Russia has the world’s largest chemical weapons arsenal — 40,000 metric tonnes of various warfare agents, from sarin and VX nerve gases to blister agents like mustard gas and lewisite.

The United States has the second-largest arsenal, with about 31,000 metric tonnes of chemical weapons. Both Russia and America have pledged to destroy their arsenals, and the United States has offered Russia financial help to do so. But critics within the apparently divided Bush administration derailed that pledge for most of this year when the president refused to re-certify Nunn-Lugar.

Other lingering threats
In addition to merely 40 to 50 percent of Russia’s fissile materials being under lock and key, and the ramshackle barn-like structures that house chemical and biological weapons, the report noted that there are some 40,000 nuclear weapons scientists in Russia who are looking for work.
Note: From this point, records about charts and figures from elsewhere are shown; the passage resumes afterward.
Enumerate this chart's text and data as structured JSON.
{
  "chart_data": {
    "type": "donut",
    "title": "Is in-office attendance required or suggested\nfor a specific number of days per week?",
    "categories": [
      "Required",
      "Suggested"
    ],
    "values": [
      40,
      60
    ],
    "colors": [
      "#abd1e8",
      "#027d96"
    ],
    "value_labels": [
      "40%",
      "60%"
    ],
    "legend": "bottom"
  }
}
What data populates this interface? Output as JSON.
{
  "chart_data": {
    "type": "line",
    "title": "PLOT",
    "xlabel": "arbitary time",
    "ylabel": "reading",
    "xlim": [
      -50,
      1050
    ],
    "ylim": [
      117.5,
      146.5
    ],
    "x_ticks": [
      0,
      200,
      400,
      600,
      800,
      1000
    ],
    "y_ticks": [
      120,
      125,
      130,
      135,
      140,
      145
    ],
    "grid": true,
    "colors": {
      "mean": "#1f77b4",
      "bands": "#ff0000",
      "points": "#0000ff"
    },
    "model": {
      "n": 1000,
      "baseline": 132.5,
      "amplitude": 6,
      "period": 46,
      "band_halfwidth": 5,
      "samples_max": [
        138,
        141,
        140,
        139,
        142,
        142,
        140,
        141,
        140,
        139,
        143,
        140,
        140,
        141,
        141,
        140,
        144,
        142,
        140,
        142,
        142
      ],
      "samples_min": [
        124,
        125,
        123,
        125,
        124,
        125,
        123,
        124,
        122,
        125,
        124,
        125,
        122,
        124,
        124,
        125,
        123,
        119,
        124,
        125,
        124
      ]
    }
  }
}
Some support has been offered to them through the Energy Department’s Nuclear Cities Initiative, and Nunn-Lugar programmes. But the jobs these programmes provide are often short-lived, making higher wages in proliferation risk countries wishing to obtain nuclear programmes look all the more enticing.

Another 7,000 biological weapons scientists are searching for work, too.

Meanwhile, the thousands of chemical weapons in Russia provide their own proliferation challenge. "The key proliferation dangers in the chemical weapons (CW) complex are the security of the existing weapons, brain drain, and the inability to destroy the existing stockpile," the report says.

In addition, the Russian missile complex is also a potential proliferation concern. Some scientists have reportedly been assisting other countries considered proliferation risks and comparatively little has been done to transition these scientists to other employment, according to the report. And recently, Russian news agencies carried reports that Iran, with the help of Russian technology, has developed a missile that could possibly reach Israel.

The brighter side
One proposal included in the report for strengthening threat reduction would be to more directly link these efforts with arms control treaties.

"New agreements such as the Moscow Treaty and the Comprehensive Test Ban Treaty currently have no relation to threat reduction, but threat reduction could be instrumental in facilitating the implementation of these treaties in the future, and these linkages should be explored."

Moreover, for supporters of Nunn-Lugar, there is a bright spot on the horizon: For the first time in 16 years, Lugar is again chairman of the powerful Senate Foreign Relations Committee. He regained the post after Republicans won the Senate this month, and his more senior colleague, Jesse Helms, retired.

Lugar advisor Helmke said the senator’s office would shortly submit new legislation and call congressional hearings to broaden the Nunn-Lugar mandate, which would include many of the suggestions put forth in the RANSAC/Carnegie report.